Droits pratiques
07H00 - lundi 7 octobre 2019

Sandra Muller, initiatrice de #balancetonporc, condamnée pour diffamation. Une défaite pour les femmes ? La chronique droits pratiques de Raymond Taube

 

Sandra Muller, initiatrice du hashtag #balancetonporc, a été condamnée pour diffamation le 25 septembre 2019 à verser 15.000 € de dommages-intérêts à celui qu’elle accusait sur Twitter de l’avoir harcelé sexuellement au travail.

Dans les colonnes d’Opinion Internationale, nous nous étions déjà inquiétés des conséquences que pourrait avoir, notamment pour les femmes victimes de harcèlement sexuel, l’incitation à la délation sur les réseaux sociaux.

Le hashtag #Metoo (moi aussi), né aux États-Unis à la suite des révélations des méfaits du prédateur sexuel Harvey Weinstein, avait contribué à libérer la parole dans le monde, celle des femmes subissant ce que trop d’hommes considéraient (et pour certains, considèrent toujours) comme normal et dans l’ordre des choses.

En France, c’est un autre hashtag qui envahit le réseau Twitter : #balancetonporc, créé par Sandra Muller pour dénoncer le comportement harcelant d’Éric Brion, et dont le succès (il fut retweeté plus de 2.500 fois) lui valut d’être désignée en 2017 « Personnalité de l’année » par le magazine américain Time.

Aujourd’hui, cette initiative lui vaut une condamnation pour diffamation, dont elle fait appel sur les conseils qu’on espère avisés de son très médiatique avocat Francis Szpiner. Plus qu’une défaite pour les victimes de harcèlement, et au-delà, de tout fait répréhensible, cette condamnation est riche d’enseignements qu’elles sauront mettre à profit.

La dénomination #banlancetonporc est bien plus brutale, plus agressive que #Metoo… et plus dangereuse pour les femmes victimes de ces porcs. Qui sont ces porcs ? Du gros macho « lourdos » au violeur, de la goujaterie au crime, l’éventail des atteintes sexuelles est large. Elles ont en commun de refuser à une femme le droit de dire « non ».

Sauf qu’accuser un homme sur un réseau social d’être un porc, simplement parce qu’il est ou a été vulgaire, est diffamatoire si l’accusation est mensongère. C’est évidemment encore plus grave s’il est abusivement accusé de faits passibles de sanctions pénales, comme le harcèlement ou l’agression sexuelle. Mais la diffamation, tout comme la dénonciation calomnieuse, peut également résulter d’un défaut de preuve, même si les faits sont réels.
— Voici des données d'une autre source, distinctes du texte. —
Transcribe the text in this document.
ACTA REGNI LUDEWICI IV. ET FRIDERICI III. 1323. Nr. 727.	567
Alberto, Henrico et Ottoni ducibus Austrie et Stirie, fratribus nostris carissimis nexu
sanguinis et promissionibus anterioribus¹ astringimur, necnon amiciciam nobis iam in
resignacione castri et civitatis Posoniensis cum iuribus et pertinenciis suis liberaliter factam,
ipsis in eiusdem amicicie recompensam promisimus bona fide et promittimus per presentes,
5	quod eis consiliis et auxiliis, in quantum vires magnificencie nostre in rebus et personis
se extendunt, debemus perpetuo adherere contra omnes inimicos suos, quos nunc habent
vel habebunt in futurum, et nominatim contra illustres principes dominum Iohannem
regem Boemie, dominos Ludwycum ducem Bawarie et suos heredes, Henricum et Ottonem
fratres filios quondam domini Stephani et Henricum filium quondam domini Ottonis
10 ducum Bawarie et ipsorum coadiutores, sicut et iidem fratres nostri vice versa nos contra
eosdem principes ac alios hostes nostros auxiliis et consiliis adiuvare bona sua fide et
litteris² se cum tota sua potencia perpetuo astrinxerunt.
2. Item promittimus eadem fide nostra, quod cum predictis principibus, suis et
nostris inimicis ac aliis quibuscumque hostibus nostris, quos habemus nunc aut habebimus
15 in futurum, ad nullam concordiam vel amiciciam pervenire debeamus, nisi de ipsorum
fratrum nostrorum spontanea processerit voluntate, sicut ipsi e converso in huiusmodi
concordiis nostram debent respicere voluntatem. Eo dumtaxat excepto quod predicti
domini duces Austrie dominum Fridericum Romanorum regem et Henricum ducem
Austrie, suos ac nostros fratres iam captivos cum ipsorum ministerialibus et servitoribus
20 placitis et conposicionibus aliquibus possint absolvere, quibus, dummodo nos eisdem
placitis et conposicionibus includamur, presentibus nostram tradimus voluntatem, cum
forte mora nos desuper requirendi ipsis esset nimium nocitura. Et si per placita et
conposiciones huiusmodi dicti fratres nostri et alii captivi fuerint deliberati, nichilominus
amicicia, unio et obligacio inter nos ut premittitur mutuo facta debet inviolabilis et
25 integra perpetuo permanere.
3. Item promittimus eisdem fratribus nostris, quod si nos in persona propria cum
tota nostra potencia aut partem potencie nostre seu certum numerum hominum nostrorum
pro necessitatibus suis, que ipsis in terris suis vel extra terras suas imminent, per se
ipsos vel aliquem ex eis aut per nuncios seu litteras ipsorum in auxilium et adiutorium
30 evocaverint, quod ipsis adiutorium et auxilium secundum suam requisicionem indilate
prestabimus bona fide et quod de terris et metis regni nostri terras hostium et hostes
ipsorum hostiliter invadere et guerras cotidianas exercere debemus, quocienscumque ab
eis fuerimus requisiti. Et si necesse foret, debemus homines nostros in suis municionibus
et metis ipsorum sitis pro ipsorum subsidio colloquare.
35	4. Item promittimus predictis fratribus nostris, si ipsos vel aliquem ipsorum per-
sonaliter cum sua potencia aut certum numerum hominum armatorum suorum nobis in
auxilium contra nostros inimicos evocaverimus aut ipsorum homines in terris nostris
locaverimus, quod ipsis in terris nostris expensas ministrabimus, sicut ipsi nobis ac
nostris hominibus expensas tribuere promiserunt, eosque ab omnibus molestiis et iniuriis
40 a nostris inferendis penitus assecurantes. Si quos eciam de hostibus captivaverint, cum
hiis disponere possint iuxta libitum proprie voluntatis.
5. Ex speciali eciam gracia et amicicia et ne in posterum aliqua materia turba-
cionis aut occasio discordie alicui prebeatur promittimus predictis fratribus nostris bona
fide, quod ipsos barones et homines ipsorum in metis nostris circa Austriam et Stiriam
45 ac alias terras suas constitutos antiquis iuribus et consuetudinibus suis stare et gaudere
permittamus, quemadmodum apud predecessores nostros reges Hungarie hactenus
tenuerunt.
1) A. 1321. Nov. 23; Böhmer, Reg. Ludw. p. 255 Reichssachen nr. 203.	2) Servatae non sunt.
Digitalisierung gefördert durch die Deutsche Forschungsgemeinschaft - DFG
Sandra Muller a été condamnée à 15.000 € de dommages et intérêts, auxquels s’ajoutent 5000 € de frais de justice. Comment aurait-il pu en être autrement, si effectivement son dossier était vide ? Le juge ne peut se prononcer sur la base de ses seules déclarations et peut encore moins exiger de la personne mise en cause qu’elle rapporte la preuve de ce qu’elle n’a pas commis. C’est impossible dans un État de droit, et ce serait de toute manière contraire au droit au procès équitable sanctifié par la Convention européenne des droits de l’homme.

Pourtant, le Code du travail et le Statut de la fonction publique organisent un partage de la charge de la preuve, pour des faits ayant eu lieu (ou supposés avoir eu lieu) dans le cadre du travail : la victime énonce des faits et la partie mise en cause (l’employeur, au conseil de prud’hommes) doit prouver qu’ils ne sont pas constitutifs de harcèlement sexuel ou moral. En pratique, nous sommes à la limite de l’équité du procès, à la lisière de la délation sans preuve, qui serait calomnieuse si les faits étaient inventés. D’ailleurs les conseils de prud’hommes et les cours d’appel n’ont à ce jour jamais condamné un employeur parce qu’il lui était impossible de démontrer qu’il n’avait pas dit ou fait ce qui lui est reproché, sans que son accusateur ou accusatrice n’apporte le moindre commencement de preuve. Mais comme le risque existe, les managers et les cadres sont de plus en plus nombreux à laisser leur bureau ouvert lors d’un entretien avec une salariée ou candidate à l’embauche, ou à inviter un témoin à y participer, quand ils ne proposent pas de filmer l’entretien.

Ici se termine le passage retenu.